On Friday, the organization pulled up its truck and unloaded dozens of practical science stations at the fairgrounds, allowing families and children to experience hands-on applications of scientific principles in the hopes of sparking a greater curiosity about the workings of the world.
The stations included logic puzzles, samples of organisms that live in various bodies of water, stations where children built pyramids and other structures and worked with pendulums and magnets.
Perrin Shepherd, outreach educator with COSI, said he and fellow educators have been making a summer of science for young people.
“One of the things we do is festivals and fairs.
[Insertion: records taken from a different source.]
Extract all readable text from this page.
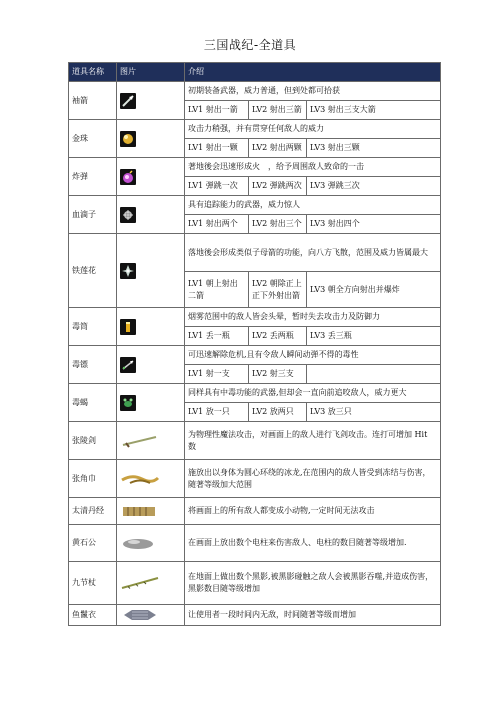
三国战纪-全道具
道具名称	图片	介绍		
袖箭		初期装备武器，威力普通，但到处都可拾获		
		LV1 射出一箭	LV2 射出三箭	LV3 射出三支大箭
金珠		攻击力稍强，并有贯穿任何敌人的威力		
		LV1 射出一颗	LV2 射出两颗	LV3 射出三颗
炸弹		著地後会迅速形成火　，给予周围敌人致命的一击		
		LV1 弹跳一次	LV2 弹跳两次	LV3 弹跳三次
血滴子		具有追踪能力的武器，威力惊人		
		LV1 射出两个	LV2 射出三个	LV3 射出四个
铁莲花		落地後会形成类似子母箭的功能，向八方飞散，范围及威力皆属最大		
		LV1 朝上射出二箭	LV2 朝除正上正下外射出箭	LV3 朝全方向射出并爆炸
毒筒		烟雾范围中的敌人皆会头晕，暂时失去攻击力及防御力		
		LV1 丢一瓶	LV2 丢两瓶	LV3 丢三瓶
毒镖		可迅速解除危机,且有令敌人瞬间动弹不得的毒性		
		LV1 射一支	LV2 射三支	
毒蝎		同样具有中毒功能的武器,但却会一直向前追咬敌人，威力更大		
		LV1 放一只	LV2 放两只	LV3 放三只
张陵剑		为物理性魔法攻击，对画面上的敌人进行飞剑攻击。连打可增加 Hit 数		
张角巾		施放出以身体为圆心环绕的冰龙,在范围内的敌人皆受到冻结与伤害，随著等级加大范围		
太清丹经		将画面上的所有敌人都变成小动物,一定时间无法攻击		
黄石公		在画面上放出数个电柱来伤害敌人、电柱的数目随著等级增加.		
九节杖		在地面上做出数个黑影,被黑影碰触之敌人会被黑影吞噬,并造成伤害，黑影数目随等级增加		
鱼鬣衣		让使用者一段时间内无敌，时间随著等级而增加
We bring science experiments,” he said. “We’ve been going to county fairs all over Ohio this year.”
Shepherd said he hopes these creative and practical ways to demonstrate scientific principles will encourage young people to think about those principles as they apply to their everyday lives.
“We’re trying to show them science is around them all the time. We’re trying to give them some puzzles they can learn from.
They’re challenges. If they read them they’ll get a challenge they have to complete, and during that process figure out why — the reason we’re doing stuff,” he said. “We have logic puzzles. We have magnets, we have roller coasters. A lot of construction. These are all things that are done by scientists and in our everyday life. “When kids say, ‘There’s no way I could ever be an architect,’ well they’re actually being an architect because they’re building the structures they see. … They get to build a roller coaster and understand how the hill is important to the speed of the roller coaster, how to make things go slower, how to make things go faster.”
Other principles include magnetism.
“We use magnets every day,” he said. “We use magnets to move things if we need to move things without physically having to grab it. If you have to move a car, you can use a lever, or you can use a magnetic lift.”
Shepherd added the stations also offer the children a chance to show their inventiveness.
“We want them to get an answer, but also we want them to understand the process to get an answer.
Sometimes their process is different, but they still come up with the correct answer. There’s multiple solutions sometimes,” he said.
Shepherd said he also emphasizes the virtues of patience and persistence, adding that they pay off.
“What you want to encourage is perseverance,” he said, adding that too often people will give up when they do not succeed at the first attempt. “A lot of these are designed so that you keep trying. Maybe you didn’t get it right the first time, but you learned something.”
He commended the fair and the many participants in the stations for their interest in science and learning.
“I see a great number of people here ready to learn science and I’m excited to show them some more. You can see them now — they’re engaged,” he said. “That’s the coolest part: You get to see families engaged in the hands-on activity.”